L'heure de la représentation vint distraire Consuelo du sombre souvenir des

pandoures de Trenck, et elle se rendit au théâtre. Elle n'y avait point de

loge pour s'habiller; jusque-là madame Tesi lui avait prêté la sienne.

Mais, cette fois, madame Tesi fort courroucée de ses succès, et déjà son

ennemie jurée, avait emporté la clef, et la prima donna de la soirée se

trouva fort embarrassée de savoir où se réfugier. Ces petites perfidies

sont usitées au théâtre. Elles irritent et inquiètent la rivale dont on

veut paralyser les moyens. Elle perd du temps à demander une loge, elle

craint de n'en point trouver. L'heure s'avance; ses camarades lui disent

en passant: «Eh quoi! pas encore habillée? on va commencer.» Enfin, après

bien des demandes et bien des pas, à force de colère et de menaces, elle

réussit à se faire ouvrir une loge où elle ne trouve rien de ce qui lui est

nécessaire.
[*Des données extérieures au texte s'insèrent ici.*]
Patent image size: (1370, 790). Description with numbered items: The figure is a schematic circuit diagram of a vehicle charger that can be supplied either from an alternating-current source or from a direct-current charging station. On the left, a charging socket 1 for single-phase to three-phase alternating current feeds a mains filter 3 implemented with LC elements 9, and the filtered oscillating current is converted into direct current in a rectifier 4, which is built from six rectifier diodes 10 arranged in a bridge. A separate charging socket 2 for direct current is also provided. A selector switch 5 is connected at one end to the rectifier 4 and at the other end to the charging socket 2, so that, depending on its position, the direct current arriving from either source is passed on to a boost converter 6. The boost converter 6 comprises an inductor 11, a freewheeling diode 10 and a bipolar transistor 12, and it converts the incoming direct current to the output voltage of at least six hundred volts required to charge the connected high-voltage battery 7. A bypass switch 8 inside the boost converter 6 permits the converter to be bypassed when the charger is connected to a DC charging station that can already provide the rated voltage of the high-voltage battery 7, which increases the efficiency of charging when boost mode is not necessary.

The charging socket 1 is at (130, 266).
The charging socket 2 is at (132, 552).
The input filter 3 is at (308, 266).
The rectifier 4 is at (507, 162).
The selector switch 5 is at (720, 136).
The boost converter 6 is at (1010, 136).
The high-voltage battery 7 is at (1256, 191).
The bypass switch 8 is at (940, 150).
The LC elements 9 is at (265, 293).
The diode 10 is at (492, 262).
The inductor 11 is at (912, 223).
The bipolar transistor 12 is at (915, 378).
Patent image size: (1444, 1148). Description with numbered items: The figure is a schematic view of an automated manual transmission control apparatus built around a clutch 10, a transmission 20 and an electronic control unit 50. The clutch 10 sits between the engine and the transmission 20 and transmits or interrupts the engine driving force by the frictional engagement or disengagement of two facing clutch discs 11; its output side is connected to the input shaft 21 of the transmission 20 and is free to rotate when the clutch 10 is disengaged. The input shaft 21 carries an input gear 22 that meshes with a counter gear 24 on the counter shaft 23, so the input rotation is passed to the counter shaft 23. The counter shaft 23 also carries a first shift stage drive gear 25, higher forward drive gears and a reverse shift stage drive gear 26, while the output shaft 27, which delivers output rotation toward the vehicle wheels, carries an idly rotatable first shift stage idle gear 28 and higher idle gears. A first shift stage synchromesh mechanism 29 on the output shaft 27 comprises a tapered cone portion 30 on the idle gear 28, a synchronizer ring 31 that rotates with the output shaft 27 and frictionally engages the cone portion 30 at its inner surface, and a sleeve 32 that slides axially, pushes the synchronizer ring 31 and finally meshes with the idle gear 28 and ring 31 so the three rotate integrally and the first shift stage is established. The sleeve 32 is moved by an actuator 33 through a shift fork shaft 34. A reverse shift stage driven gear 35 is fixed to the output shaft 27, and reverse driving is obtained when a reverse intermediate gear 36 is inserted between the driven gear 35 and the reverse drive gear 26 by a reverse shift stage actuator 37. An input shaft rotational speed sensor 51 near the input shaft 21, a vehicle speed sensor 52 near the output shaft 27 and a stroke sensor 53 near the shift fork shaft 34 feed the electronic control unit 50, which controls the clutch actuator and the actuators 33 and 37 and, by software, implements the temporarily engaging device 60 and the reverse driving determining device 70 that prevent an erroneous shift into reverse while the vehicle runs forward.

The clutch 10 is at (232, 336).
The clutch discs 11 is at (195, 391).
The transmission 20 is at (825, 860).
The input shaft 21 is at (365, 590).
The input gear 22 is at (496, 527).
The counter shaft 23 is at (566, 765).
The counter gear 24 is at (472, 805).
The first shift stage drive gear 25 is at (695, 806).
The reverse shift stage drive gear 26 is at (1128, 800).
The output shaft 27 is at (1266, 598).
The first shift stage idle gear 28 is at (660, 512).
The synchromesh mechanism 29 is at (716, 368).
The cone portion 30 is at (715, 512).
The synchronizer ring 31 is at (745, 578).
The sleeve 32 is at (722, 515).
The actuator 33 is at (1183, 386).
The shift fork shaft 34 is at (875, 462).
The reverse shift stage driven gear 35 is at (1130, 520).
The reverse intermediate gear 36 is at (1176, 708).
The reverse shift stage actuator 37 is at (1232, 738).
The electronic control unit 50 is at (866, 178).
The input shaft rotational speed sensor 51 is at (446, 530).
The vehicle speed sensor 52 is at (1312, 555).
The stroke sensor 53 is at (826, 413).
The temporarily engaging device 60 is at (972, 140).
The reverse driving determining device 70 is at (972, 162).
Pour peu que les tailleuses soient gagnées, le costume n'est

pas prêt ou va mal. Les habilleuses sont aux ordres de toute autre que

la victime dévouée à ce petit supplice. La cloche sonne, l'avertisseur

(le _buttafuori_) crie de sa voix glapissante dans les corridors: _Signore

e signori, si va cominciar!_ mots terribles que la débutante n'entend pas

sans un froid mortel; elle n'est pas prête; elle se hâte, elle brise ses

lacets, elle déchire ses manches; elle met son manteau de travers, et son

diadème va tomber au premier pas qu'elle fera sur la scène. Palpitante,

indignée, nerveuse, les yeux pleins de larmes, il faut paraître avec un

sourire céleste sur le visage; il faut déployer une voix pure, fraîche

et sûre d'elle-même, lorsque la gorge est serrée et le coeur prêt à se

briser... Oh! toutes ces couronnes de fleurs qui pleuvent sur la scène au

moment du triomphe ont, en dessous, des milliers d'épines.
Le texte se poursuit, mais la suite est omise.